Também me lembrei, imediatamente, das muitas páginas sobre a relação entre violência, memória e testemunho que precisei encarar para escrever a minha tese, movida, acima de qualquer coisa, por uma pergunta que eu quero responder, mas tenho medo de não gostar da resposta: “A arte pode alguma coisa diante da barbárie?” Diante dos horrores que habitam o nosso mundo, a arte serve pra alguma coisa? Ela consegue impedir que novas tragédias aconteçam?
Ao final da escrita da tese, eu cheguei a algumas conclusões sobre isso, porém, não vou falar delas hoje. Algumas semanas depois de ver o episódio da série, recebi no grupo de whatsapp da minha família uma foto de um livro e uma reclamação. O livro em questão é “A operação do Tio Onofre”, da Tatiana Belinky. A reclamação era pelo fato de que na primeira página do livro, à caneta, estava assinado meu nome completo, com a minha caligrafia de criança. Isso porque se trata de uma história infantil: uma menina tem o hábito de apelidar os objetos da casa como se fossem parentes. Seu pai e sua mãe não só gostam da brincadeira, como estão totalmente habituados a lógica da garota. Um dia, quando ela e a mãe estão sozinhas, dois ladrões invadem e estão prestes a arrombar o cofre da família. Porém, o telefone toca e as duas mulheres, ameaçadas, precisam fingir naturalidade para o terceiro membro da família, que está do outro lado da linha. É nesse momento que a protagonista pergunta para o pai “como tinha sido a operação do Tio Onofre”, pois ela e a mãe estavam nervosas. Algumas páginas depois, as duas são resgatadas pela polícia, acompanhada do pai, que entendera a conversa em código da filha. E a “barriga de Tio Onofre termina intocada”.
Para entender a reclamação das minhas primas pelo fato de eu ter escrito meu nome à caneta num livro, é preciso saber que eu e minha gêmea somos as mais novas de dez primos. Como uma maioria de nós estudou no mesmo colégio, todos os nossos materiais escolares que pudessem ser compartilhados eram repassados de um a um, numa vibe meio família Weasley mesmo. Naturalmente, os livros divididos só recebiam o nosso sobrenome ou, no máximo, um nome a lápis. Eu poderia tecer muitas considerações sobre porque uma criança, que dividia TUDO na vida dela com a irmã GÊMEA, a irmã mais velha e os sete primos, poderia ter cometido a rebeldia de assinar seu nome à caneta, mas só vou adiantar que “A operação do Tio Onofre” foi dos meus livros preferidos da minha infância.

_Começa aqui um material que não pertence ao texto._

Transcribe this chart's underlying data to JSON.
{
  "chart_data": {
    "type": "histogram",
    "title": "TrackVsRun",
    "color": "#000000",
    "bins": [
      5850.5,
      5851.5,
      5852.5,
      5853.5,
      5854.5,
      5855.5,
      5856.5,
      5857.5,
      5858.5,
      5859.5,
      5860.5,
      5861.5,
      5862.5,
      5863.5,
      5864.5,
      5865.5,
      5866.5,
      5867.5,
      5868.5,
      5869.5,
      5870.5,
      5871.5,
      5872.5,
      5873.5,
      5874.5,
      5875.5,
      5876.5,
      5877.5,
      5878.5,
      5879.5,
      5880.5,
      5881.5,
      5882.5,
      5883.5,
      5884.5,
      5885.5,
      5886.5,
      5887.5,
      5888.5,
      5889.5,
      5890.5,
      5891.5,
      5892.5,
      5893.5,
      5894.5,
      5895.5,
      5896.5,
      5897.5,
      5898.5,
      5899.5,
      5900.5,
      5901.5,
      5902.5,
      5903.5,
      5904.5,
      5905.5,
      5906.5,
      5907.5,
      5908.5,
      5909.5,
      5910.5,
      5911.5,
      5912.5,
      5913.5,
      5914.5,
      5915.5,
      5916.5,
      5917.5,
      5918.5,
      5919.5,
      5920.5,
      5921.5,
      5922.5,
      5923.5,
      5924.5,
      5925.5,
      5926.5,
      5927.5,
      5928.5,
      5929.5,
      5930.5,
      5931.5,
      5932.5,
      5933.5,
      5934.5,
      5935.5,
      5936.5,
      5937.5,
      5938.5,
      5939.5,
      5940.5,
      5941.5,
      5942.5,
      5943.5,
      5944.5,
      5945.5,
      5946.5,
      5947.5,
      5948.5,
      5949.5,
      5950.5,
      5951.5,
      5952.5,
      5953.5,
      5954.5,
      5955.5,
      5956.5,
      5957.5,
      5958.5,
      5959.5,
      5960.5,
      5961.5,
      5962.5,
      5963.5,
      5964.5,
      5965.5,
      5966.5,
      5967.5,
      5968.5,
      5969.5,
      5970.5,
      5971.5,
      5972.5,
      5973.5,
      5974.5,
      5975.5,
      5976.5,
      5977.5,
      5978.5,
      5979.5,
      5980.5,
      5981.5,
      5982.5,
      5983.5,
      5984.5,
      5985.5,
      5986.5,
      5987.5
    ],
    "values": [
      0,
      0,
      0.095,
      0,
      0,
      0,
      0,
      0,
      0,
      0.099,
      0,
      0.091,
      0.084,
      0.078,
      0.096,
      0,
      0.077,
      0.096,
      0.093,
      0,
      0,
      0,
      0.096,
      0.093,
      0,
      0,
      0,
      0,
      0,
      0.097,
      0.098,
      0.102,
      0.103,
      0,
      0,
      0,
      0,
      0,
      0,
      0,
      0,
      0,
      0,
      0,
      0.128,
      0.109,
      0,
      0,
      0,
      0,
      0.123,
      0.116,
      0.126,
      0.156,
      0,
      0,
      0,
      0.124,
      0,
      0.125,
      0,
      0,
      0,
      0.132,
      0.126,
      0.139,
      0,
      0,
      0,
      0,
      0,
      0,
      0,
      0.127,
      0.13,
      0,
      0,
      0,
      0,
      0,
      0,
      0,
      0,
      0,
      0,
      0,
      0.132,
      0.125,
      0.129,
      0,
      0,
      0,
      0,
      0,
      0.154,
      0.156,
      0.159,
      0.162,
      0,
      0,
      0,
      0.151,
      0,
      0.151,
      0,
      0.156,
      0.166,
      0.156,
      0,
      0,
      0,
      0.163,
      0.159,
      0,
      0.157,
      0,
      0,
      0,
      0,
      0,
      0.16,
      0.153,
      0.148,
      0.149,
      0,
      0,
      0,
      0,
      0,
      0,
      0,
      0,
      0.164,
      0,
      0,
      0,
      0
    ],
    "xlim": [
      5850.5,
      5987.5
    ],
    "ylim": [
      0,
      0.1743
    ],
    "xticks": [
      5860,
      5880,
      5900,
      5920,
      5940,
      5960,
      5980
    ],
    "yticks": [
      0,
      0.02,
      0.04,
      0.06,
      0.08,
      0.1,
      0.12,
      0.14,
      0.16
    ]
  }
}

Eu li o livro na casa da minha avó antes de adotar como paradidático e vibrei quando esse momento chegou. Tudo isso porque eu achava a solução da protagonista brilhante. A ideia de que uma menina da minha idade pudesse solucionar um problema tão sério quanto um assalto a mão armada, usando apenas a sua inteligência, me arrebatava. Eu era uma criança normal, nem muito inteligente nem muito burra, sem grandes talentos além de ser estudiosa e, talvez por isso, enlouqueci com a sagacidade do truque.
Anos depois, eu poderia finalizar essa estreia de newsletter com todas as conclusões a que cheguei na minha tese sobre porque gostamos de histórias violentas e, provavelmente, vou fazer isso, em algum texto futuro. Dessa vez, eu apenas queria dizer que nós gostamos de histórias policiais, de histórias com crimes, traumas e situações desafiadoras, principalmente as que são solucionadas, porque elas nos mostram que mesmo os problemas mais difíceis podem ser resolvidos. Em um mundo que parece cada dia mais cheio deles, em que velhos traumas ressurgem, nós talvez estejamos precisando desse alento.